4. Remove lanes from the bridges and convert to bike lanes. Bridges are used as speedways now, and bikes and pedestrians are forced to share sidewalks. Slow traffic on bridges and create safe, comfortable ways to cross the rivers.
5. Resist highway expansion within City limits that will lead to increased air pollution in urban neighborhoods.
6. Provide crosswalks at the foot of each bridge
7. Remove on-street parking to close the many gaps in the City’s bikeways.
8. Start a City-wide, monthly street-sweeping program. Tow and fine all cars in the way to help offset any costs. This would remove disabled vehicles, create streets better suited to pedestrians and bikes, and protect our rivers from harmful pollutants.

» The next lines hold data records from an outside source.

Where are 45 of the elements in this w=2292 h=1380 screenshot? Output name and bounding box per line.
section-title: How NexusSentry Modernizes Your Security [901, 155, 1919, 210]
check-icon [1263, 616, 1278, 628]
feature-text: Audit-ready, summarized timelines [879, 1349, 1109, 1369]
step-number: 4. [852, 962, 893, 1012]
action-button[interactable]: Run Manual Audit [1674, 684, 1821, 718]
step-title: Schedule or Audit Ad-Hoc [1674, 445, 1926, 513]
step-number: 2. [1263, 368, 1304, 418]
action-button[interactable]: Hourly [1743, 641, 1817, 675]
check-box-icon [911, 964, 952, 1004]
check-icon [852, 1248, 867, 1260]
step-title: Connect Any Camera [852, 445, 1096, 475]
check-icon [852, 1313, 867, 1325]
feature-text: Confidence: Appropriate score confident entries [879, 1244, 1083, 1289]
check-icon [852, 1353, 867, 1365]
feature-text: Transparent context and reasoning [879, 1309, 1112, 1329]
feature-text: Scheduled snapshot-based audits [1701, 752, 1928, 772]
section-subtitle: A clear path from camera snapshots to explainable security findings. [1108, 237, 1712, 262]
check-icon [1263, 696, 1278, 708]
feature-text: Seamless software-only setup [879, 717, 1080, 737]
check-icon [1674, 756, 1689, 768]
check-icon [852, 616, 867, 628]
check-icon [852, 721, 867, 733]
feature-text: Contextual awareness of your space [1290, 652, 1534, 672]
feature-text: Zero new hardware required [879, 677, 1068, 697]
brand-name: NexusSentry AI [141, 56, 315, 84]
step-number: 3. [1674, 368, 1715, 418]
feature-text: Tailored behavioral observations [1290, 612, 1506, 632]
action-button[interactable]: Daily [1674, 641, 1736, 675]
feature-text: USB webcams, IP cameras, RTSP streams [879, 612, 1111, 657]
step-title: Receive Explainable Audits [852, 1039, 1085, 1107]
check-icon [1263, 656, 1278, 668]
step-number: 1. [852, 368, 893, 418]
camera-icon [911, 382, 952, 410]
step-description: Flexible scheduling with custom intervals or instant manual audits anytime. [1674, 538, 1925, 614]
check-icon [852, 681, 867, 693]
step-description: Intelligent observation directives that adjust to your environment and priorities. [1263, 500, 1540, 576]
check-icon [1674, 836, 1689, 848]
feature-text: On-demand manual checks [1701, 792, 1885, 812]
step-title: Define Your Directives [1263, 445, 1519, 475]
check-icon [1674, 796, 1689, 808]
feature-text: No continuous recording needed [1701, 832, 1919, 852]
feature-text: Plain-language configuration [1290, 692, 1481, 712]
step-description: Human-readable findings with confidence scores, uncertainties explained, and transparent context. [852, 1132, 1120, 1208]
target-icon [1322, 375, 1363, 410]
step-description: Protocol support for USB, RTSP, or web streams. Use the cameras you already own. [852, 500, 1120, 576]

Reasons not to employ the Street Fee
1. Regressive tax: adds a disproportionate burden on poorer citizens and low-car households.
2. Potential net loss for PBOT’s budget: With a funding stream for PBOT, the City’s general fund could allocate less to PBOT, The Street Fee becomes a larger percentage of the budget, other projects get prioritized, safety needs remain unmet, and we are back to square one.
3. The Street Fee encourages sprawl by not actually being a user fee (suburban subsidy!)
4. Unhelpfully double-taxes schools, parks, TriMET, other bureaus; this is counter-productive and a waste of administrative resources and public money.
5. Does not charge daily commuters from suburbs or freight-haulers. These are necessary for Portland, put they place a huge burden on our infrastructure and they should pay instead of getting subsidized.

Motorized vehicles cause the damage and pose the threats to safety. The City has everything it needs to improve safety today by slowing traffic and increasing enforcement. New revenue streams for transportation must target street users and reward alternative transportation, fewer trips and smaller vehicles. With population forecasts of hundreds of thousands of new Citizens in the next 20 years, it is incumbent on the City now to create policy that supports alternative transportation and discourages Single-Occupant Vehicle trips within Portland. The Street Fee is a step back in Portland’s trajectory of good Urban Planning because it supports and subsidizes personal automobile use. The consideration to decrease the spending on safety is moving this conversation even farther in the wrong direction.

It’d certainly be possible to rebut many of MaxD’s points here — asking a school to pay the costs of its operation isn’t the same as “double-taxing”; several of these would require state action rather than local — but his basic point that there are more ways that one to skin a cat, is pretty powerful.

As Novick considers a local income tax, or at least threatens business executives with one, let’s hope he’s also hearing critiques as thorough as MaxD’s.